Ambiguïté: la perspective, économique au départ, a des ambitions qui passent par le symbolique pour atteindre au politique. Ce symbolique, où le trouver ? Dans l'affirmation d'une culture commune, d'abord folklore puis revendication ethnique. C'est ce qu'ont connu les pays de l'Europe de l'Est 557 . A l'époque communiste, la notion de région techno-économique, avec une vocation d'aménagement du territoire, sur une base naturelle et donc géographique, fut promue. Par principe, on déniait à cette entité toute autonomie politique ou existence socio-ethnique, à l'exception du folklore considéré comme un vestige. Et pour cause: comment invoquer un héritage, une vocation historique commune quand ces cadres territoriaux ne correspondaient pas à ceux qu’on recréait. Le même problème se pose en France; il suscite des surenchères; la demande de l’élargissement de la Bretagne jusqu’à Nantes, par exemple. Mais elles restent moins graves que celles qu’on constate plus à l’Est de l’Europe.

Aujourd'hui, cette région y est remplacée par un tout qui cherche à se valoriser dans sa globalité. On met en avant les critères ethniques et culturels, notamment la langue et la religion. Cette expression d'une région anthropogène conduit d'ailleurs à des exagérations conflictuelles pour négocier un espace de liberté plus vaste.

Ce fut également le cas des communautés autonomes espagnoles: même si aujourd'hui les principales dérives se sont calmés, les ambitions demeurent. Dans une telle situation, on assiste là à une surenchère permanente, qui souvent rappelle les excès du nationalisme qui avaient nié ces régions. Plus anodin en apparence, le slogan de la région Provence-Alpes-Côte d'Azur, notre deuxième patrie, en résume toute l'ambiguïté.

Notes
551.

CHOAY, Françoise, MERLIN, Pierre (sous la direction de). Dictionnaire de l'urbanisme et de l'aménagement. 1988, Paris, PUF.

552.

MADIOT, Yves. L'aménagement du territoire. Paris, Masson, 1993, 221 p.

553.

idem, p. 209.

554.

DOUENCE, Jean-Claude. La région: collectivité à vocation générale ou spécialisée.
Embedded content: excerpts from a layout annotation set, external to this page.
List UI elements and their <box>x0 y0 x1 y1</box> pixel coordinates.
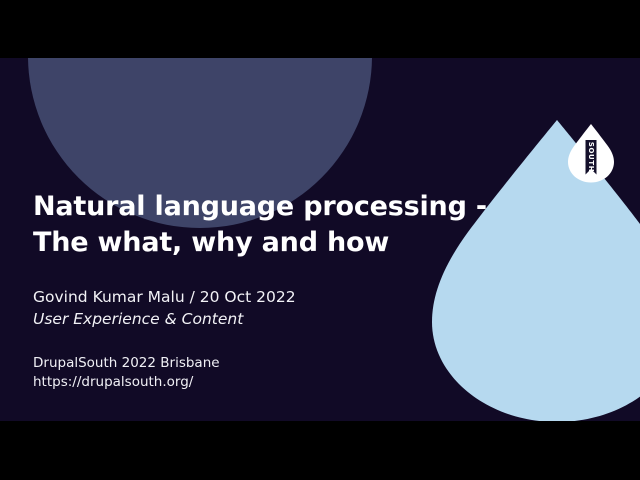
presenter-name-and-date: Govind Kumar Malu / 20 Oct 2022 <box>33 286 503 308</box>
slide-content-area: SOUTH Natural language processing - The … <box>0 58 640 421</box>
slide-text-block: Natural language processing - The what, … <box>33 189 503 392</box>
presentation-slide-frame: SOUTH Natural language processing - The … <box>0 0 640 480</box>
slide-title: Natural language processing - The what, … <box>33 189 503 261</box>
event-name: DrupalSouth 2022 Brisbane <box>33 354 503 373</box>
presenter-block: Govind Kumar Malu / 20 Oct 2022 User Exp… <box>33 286 503 330</box>
logo-ribbon-text: SOUTH <box>587 142 595 172</box>
event-url: https://drupalsouth.org/ <box>33 373 503 392</box>
presenter-role: User Experience & Content <box>33 308 503 330</box>
event-block: DrupalSouth 2022 Brisbane https://drupal… <box>33 354 503 392</box>
drupalsouth-droplet-logo: SOUTH <box>568 124 614 184</box>
svg-text:SOUTH: SOUTH <box>587 142 595 172</box>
Revue française de droit administratif. 1986, n° 4, p. 539.

555.

PAILLART, Isabelle. Quid de la communication locale? La notion de territoire. in Communication politique contre communication publique.Cahier des sciences de l'information et de la communication. DEA Rhône-Alpes, n°2, février 1992, p.70-73.

556.

BRUNET, R., FERRAS, R. et THERY, H. Les mots de la géographie. Dictionnaire critique. Reclus, La Documentation Française. Collection Dynamiques du territoire, 1992, Paris, 470 p.

557.

CIECHOCINSKA, Maria. L'évolution de la notion de région en Europe centrale et orientale. Espaces et sociétés, n° 70-71, 92/3 et 4, "Identités, espaces, frontières", Paris, l'Harmattan.